Les années ont passé, mon fils a grandi et a quitté la maison. Mon mari est décédé un an plus tard. Je me suis retrouvée seule, totalement libre de vivre comme je le voulais. Mais la mauvaise habitude est restée : je buvais toujours sans plaisir, debout devant l’évier, comme si quelqu’un allait encore me surprendre. Il y a un peu plus d’un an, j’en ai eu assez de tout ça. J’ai essayé d’arrêter, mais ça n’a pas duré. J’ai ensuite tenté de me limiter à trois verres, mais j’ai vite fini par les remplir à ras bord pour en avoir le plus possible. Finalement, c’était encore pire, je buvais toujours autant et même plus qu’avant avec le sentiment d’aller d’échec en échec, de plus en plus honteuse.

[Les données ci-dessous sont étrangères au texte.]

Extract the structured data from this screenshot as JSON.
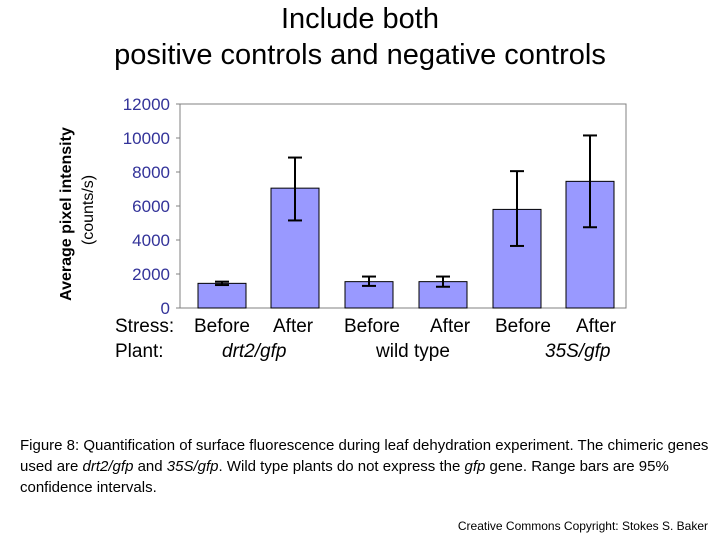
{
  "title_line1": "Include both",
  "title_line2": "positive controls and negative controls",
  "chart_data": {
    "type": "bar",
    "ylabel_main": "Average pixel intensity",
    "ylabel_unit": "(counts/s)",
    "ylim": [
      0,
      12000
    ],
    "yticks": [
      "0",
      "2000",
      "4000",
      "6000",
      "8000",
      "10000",
      "12000"
    ],
    "bar_color": "#9999ff",
    "tick_color": "#333399",
    "categories": [
      "drt2/gfp Before",
      "drt2/gfp After",
      "wild type Before",
      "wild type After",
      "35S/gfp Before",
      "35S/gfp After"
    ],
    "values": [
      1450,
      7050,
      1550,
      1550,
      5800,
      7450
    ],
    "err_low": [
      1350,
      5150,
      1300,
      1250,
      3650,
      4750
    ],
    "err_high": [
      1550,
      8850,
      1850,
      1850,
      8050,
      10150
    ]
  },
  "stress_label": "Stress:",
  "plant_label": "Plant:",
  "groups": [
    {
      "before": "Before",
      "after": "After",
      "plant": "drt2/gfp"
    },
    {
      "before": "Before",
      "after": "After",
      "plant": "wild type"
    },
    {
      "before": "Before",
      "after": "After",
      "plant": "35S/gfp"
    }
  ],
  "caption": {
    "p1": "Figure 8: Quantification of surface fluorescence during leaf dehydration experiment. The chimeric genes used are ",
    "i1": "drt2/gfp",
    "p2": " and ",
    "i2": "35S/gfp",
    "p3": ".  Wild type plants do not express the ",
    "i3": "gfp",
    "p4": " gene.  Range bars are 95% confidence intervals."
  },
  "credit": "Creative Commons Copyright: Stokes S. Baker"
}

Puis, j’ai découvert l’approche HEAD UP / RETROUVER SA DIGNITÉ qui propose de consommer de mieux en mieux pour consommer de moins en moins. Je n’étais pas sûre de comprendre ni même de vouloir essayer. Et puis, une phrase m’a touchée : « Réapprendre à boire comme une dame ou un monsieur. » Cela faisait vraiment longtemps que je ne me sentais plus du tout comme une dame quand je buvais. Je le savais au fond de moi, mais l’entendre dit comme ça m’a secouée. Je me serais bien mise à pleurer tellement ça me parlait. J’ai hésité, puis j’ai tenté ma chance. Le pas-à-pas des améliorations dans ma façon de boire m’a permis de finalement consommer moins sans devoir me battre contre moi-même. Que du contraire !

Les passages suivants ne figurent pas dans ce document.